If you marry a toxic person and show extraordinary love, concern, care and compassion; if you are faithful in matters of kindness, communication, conflict resolution and sexual intimacy; if you go out of your way to be a model spouse to a toxic person, that toxic person will still most likely turn on you because that’s what toxic people do.
It’s not your fault.
It doesn’t mean you failed at love.
It just means you married a toxic person.
When Judas betrayed Jesus, Jesus didn’t beat himself up for not doing enough for Judas, for not coming up with the right words to correct and exhort Judas, for not loving him perfectly, for “missing” what, in hindsight, could seem obvious. On the contrary, Jesus released Judas to go and do what he was going to do.
What does this tell us? We have to let toxic people own their toxicity and not internalize it as a failure on our part.

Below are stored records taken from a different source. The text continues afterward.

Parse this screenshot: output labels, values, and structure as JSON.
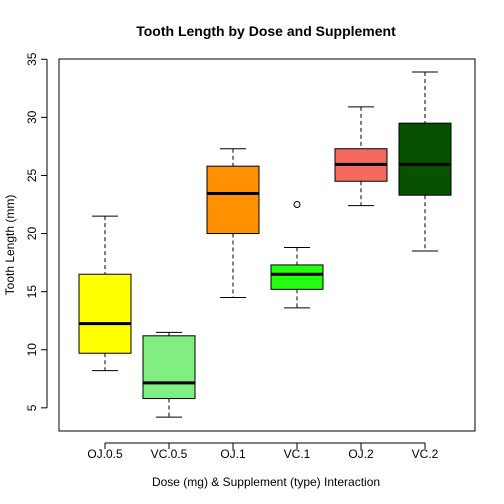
{
  "chart_data": {
    "type": "boxplot",
    "title": "Tooth Length by Dose and Supplement",
    "xlabel": "Dose (mg) & Supplement (type) Interaction",
    "ylabel": "Tooth Length (mm)",
    "ylim": [
      3,
      35
    ],
    "yticks": [
      5,
      10,
      15,
      20,
      25,
      30,
      35
    ],
    "categories": [
      "OJ.0.5",
      "VC.0.5",
      "OJ.1",
      "VC.1",
      "OJ.2",
      "VC.2"
    ],
    "boxes": [
      {
        "category": "OJ.0.5",
        "whisker_low": 8.2,
        "q1": 9.7,
        "median": 12.25,
        "q3": 16.5,
        "whisker_high": 21.5,
        "outliers": [],
        "color": "#FFFF00"
      },
      {
        "category": "VC.0.5",
        "whisker_low": 4.2,
        "q1": 5.8,
        "median": 7.15,
        "q3": 11.2,
        "whisker_high": 11.5,
        "outliers": [],
        "color": "#80EE80"
      },
      {
        "category": "OJ.1",
        "whisker_low": 14.5,
        "q1": 20.0,
        "median": 23.45,
        "q3": 25.8,
        "whisker_high": 27.3,
        "outliers": [],
        "color": "#FF9000"
      },
      {
        "category": "VC.1",
        "whisker_low": 13.6,
        "q1": 15.2,
        "median": 16.5,
        "q3": 17.3,
        "whisker_high": 18.8,
        "outliers": [
          22.5
        ],
        "color": "#22FF11"
      },
      {
        "category": "OJ.2",
        "whisker_low": 22.4,
        "q1": 24.5,
        "median": 25.95,
        "q3": 27.3,
        "whisker_high": 30.9,
        "outliers": [],
        "color": "#F46A5F"
      },
      {
        "category": "VC.2",
        "whisker_low": 18.5,
        "q1": 23.3,
        "median": 25.95,
        "q3": 29.5,
        "whisker_high": 33.9,
        "outliers": [],
        "color": "#075200"
      }
    ],
    "grid": false,
    "legend": "none"
  }
}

A mom spoke to me with hurt in her eyes because her school district began blaming bullies on poor parenting. You can’t discipline a bully, the school seems to be saying, when the fault really lies with the parent.

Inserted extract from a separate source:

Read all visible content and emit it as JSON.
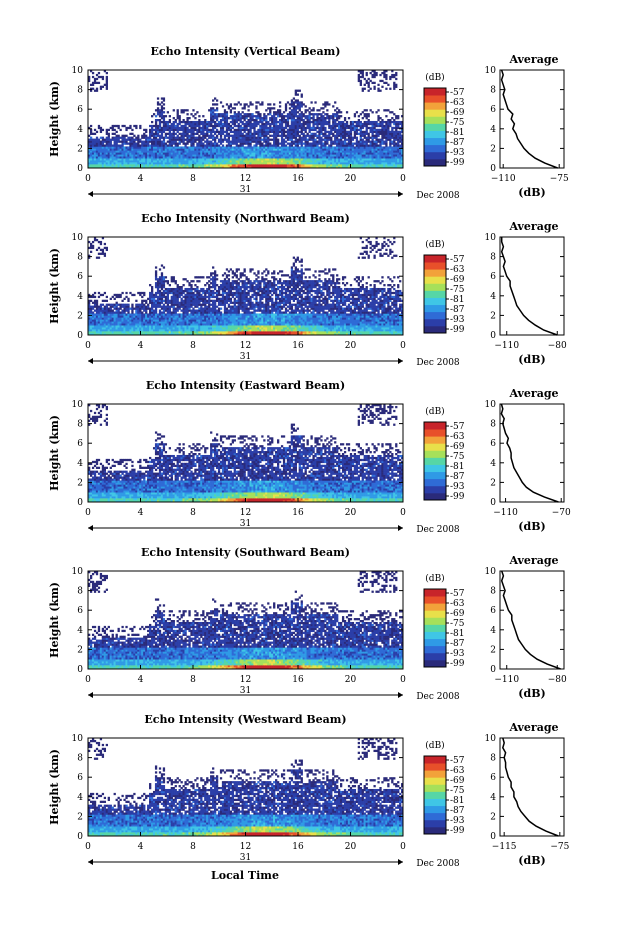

This mother is distraught because she has two children who are model students and citizens at school, and one who enjoys being mean. She’s tried everything—prayer and fasting, counseling, time outs, etc. She feels like a failure as a parent. The school treats her like a failure. Throughout her life, if someone confronted her for something she was doing wrong, she could own it, repent and change it. But how can she own, repent and change what someone else—in this case, her son—is doing?
One of the most startling discoveries for me when writing When to Walk Away was the connection between control and evil. God calls us to choose (Josh. 24:15) and leaves the decision with us. The New Testament talks of demonic possession, but it doesn’t speak of “God possession.” Controlling or dominating someone is evil. So it stands to reason that if we can’t (and shouldn’t try to) control someone, then we can’t own or be responsible for others’ toxic behavior. Self-control is a fruit of the Spirit (Gal. 5:23); controlling others is a Satanic strategy.

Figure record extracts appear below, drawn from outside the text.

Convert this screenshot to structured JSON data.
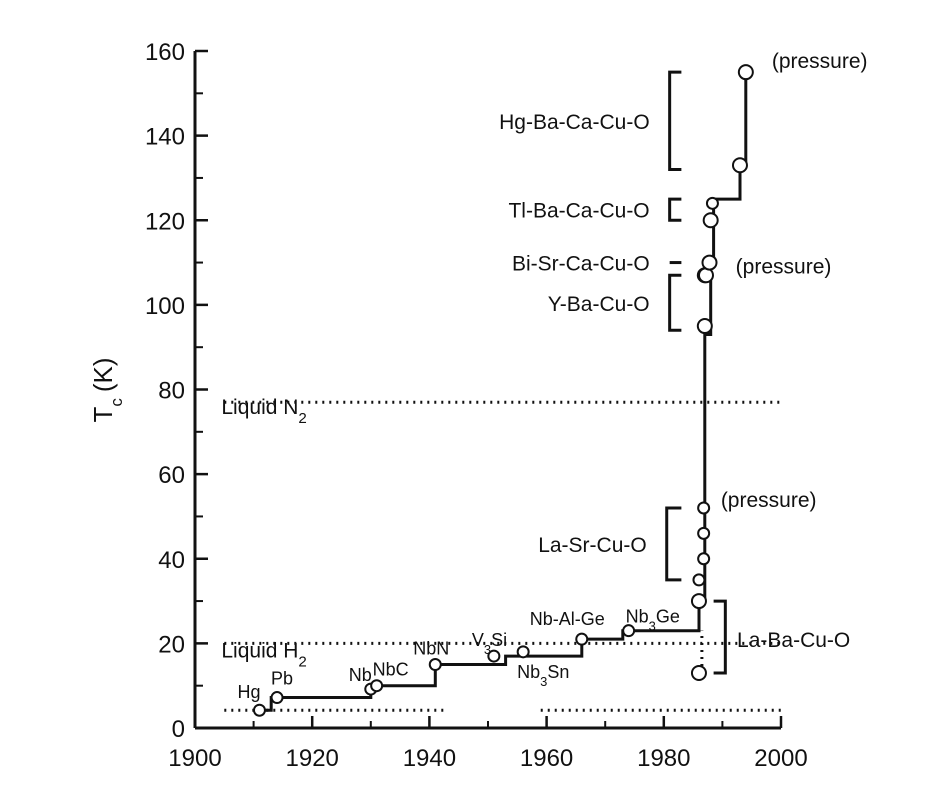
{
  "chart_data": {
    "type": "scatter",
    "title": "",
    "xlabel": "",
    "ylabel": "T",
    "ylabel_subscript": "c",
    "ylabel_unit": "(K)",
    "xlim": [
      1900,
      2000
    ],
    "ylim": [
      0,
      160
    ],
    "x_ticks": [
      1900,
      1920,
      1940,
      1960,
      1980,
      2000
    ],
    "y_ticks": [
      0,
      20,
      40,
      60,
      80,
      100,
      120,
      140,
      160
    ],
    "grid": false,
    "series": [
      {
        "type": "step-line",
        "points": [
          [
            1911,
            4.2
          ],
          [
            1913,
            4.2
          ],
          [
            1913,
            7.2
          ],
          [
            1930,
            7.2
          ],
          [
            1930,
            9.2
          ],
          [
            1931,
            9.2
          ],
          [
            1931,
            10
          ],
          [
            1941,
            10
          ],
          [
            1941,
            15
          ],
          [
            1953,
            15
          ],
          [
            1953,
            17
          ],
          [
            1966,
            17
          ],
          [
            1966,
            21
          ],
          [
            1973,
            21
          ],
          [
            1973,
            23
          ],
          [
            1986,
            23
          ],
          [
            1986,
            30
          ],
          [
            1987,
            30
          ],
          [
            1987,
            93
          ],
          [
            1988,
            93
          ],
          [
            1988,
            110
          ],
          [
            1988.5,
            110
          ],
          [
            1988.5,
            125
          ],
          [
            1993,
            125
          ],
          [
            1993,
            133
          ],
          [
            1994,
            133
          ],
          [
            1994,
            155
          ]
        ]
      },
      {
        "name": "",
        "type": "points",
        "x": [
          1911,
          1914,
          1930,
          1931,
          1941,
          1951,
          1956,
          1966,
          1974,
          1986,
          1986,
          1986,
          1986.8,
          1986.8,
          1986.8,
          1987,
          1987,
          1987.2,
          1987.8,
          1988,
          1988.3,
          1993,
          1994
        ],
        "y": [
          4.2,
          7.2,
          9.2,
          10,
          15,
          17,
          18,
          21,
          23,
          13,
          30,
          35,
          40,
          46,
          52,
          95,
          107,
          107,
          110,
          120,
          124,
          133,
          155
        ],
        "sizes": [
          "s",
          "s",
          "s",
          "s",
          "s",
          "s",
          "s",
          "s",
          "s",
          "l",
          "l",
          "s",
          "s",
          "s",
          "s",
          "l",
          "l",
          "l",
          "l",
          "l",
          "s",
          "l",
          "l"
        ]
      }
    ],
    "reference_lines": [
      {
        "label": "Liquid N",
        "label_subscript": "2",
        "y": 77
      },
      {
        "label": "Liquid H",
        "label_subscript": "2",
        "y": 20
      },
      {
        "label": "",
        "y": 4.2
      }
    ],
    "point_labels": [
      {
        "text": "Hg",
        "x": 1911,
        "y": 4.2
      },
      {
        "text": "Pb",
        "x": 1914,
        "y": 7.2
      },
      {
        "text": "Nb",
        "x": 1930,
        "y": 9.2
      },
      {
        "text": "NbC",
        "x": 1931,
        "y": 10
      },
      {
        "text": "NbN",
        "x": 1941,
        "y": 15
      },
      {
        "text": "V",
        "sub": "3",
        "after": "Si",
        "x": 1951,
        "y": 17
      },
      {
        "text": "Nb",
        "sub": "3",
        "after": "Sn",
        "x": 1956,
        "y": 18
      },
      {
        "text": "Nb-Al-Ge",
        "x": 1966,
        "y": 21
      },
      {
        "text": "Nb",
        "sub": "3",
        "after": "Ge",
        "x": 1974,
        "y": 23
      }
    ],
    "family_labels": [
      {
        "text": "Hg-Ba-Ca-Cu-O",
        "range": [
          132,
          155
        ]
      },
      {
        "text": "Tl-Ba-Ca-Cu-O",
        "range": [
          120,
          125
        ]
      },
      {
        "text": "Bi-Sr-Ca-Cu-O",
        "range": [
          110,
          110
        ]
      },
      {
        "text": "Y-Ba-Cu-O",
        "range": [
          94,
          107
        ]
      },
      {
        "text": "La-Sr-Cu-O",
        "range": [
          35,
          52
        ]
      },
      {
        "text": "La-Ba-Cu-O",
        "range": [
          13,
          30
        ]
      }
    ],
    "annotations": [
      {
        "text": "(pressure)",
        "x": 1994,
        "y": 155
      },
      {
        "text": "(pressure)",
        "x": 1988,
        "y": 110
      },
      {
        "text": "(pressure)",
        "x": 1987,
        "y": 52
      }
    ]
  }
}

Focus on yourself. Do what you know to be right. Call others to do what is right. When the relationship warrants it, admonish, correct and speak up. Do your part to love and serve and forgive and encourage as parents, friends and spouses are called to do. But if a toxic person acts in a toxic way, don’t own their response. You can’t. Own yours. Did you do what God called you to do? Then you were faithful, regardless of the outcome.
Don’t beat yourself up because you didn’t do everything perfectly, as if that would work anyway. We can safely assume that Jesus was perfect with Judas, but that didn’t “work” in the way we define “working” if “working” means toxic people always repent and change.
It is spiritually healthy—essential, even—to own our “stuff,” to humbly accept our weaknesses, receive correction, apologize and make changes, and walk in repentance and accountability. For most of us, that’s a full-time job, spiritually speaking. But we can’t own and be responsible for the “stuff” of others. So just stop doing that. Stop owning that.
Wolverines will be wolverines regardless of how you treat them.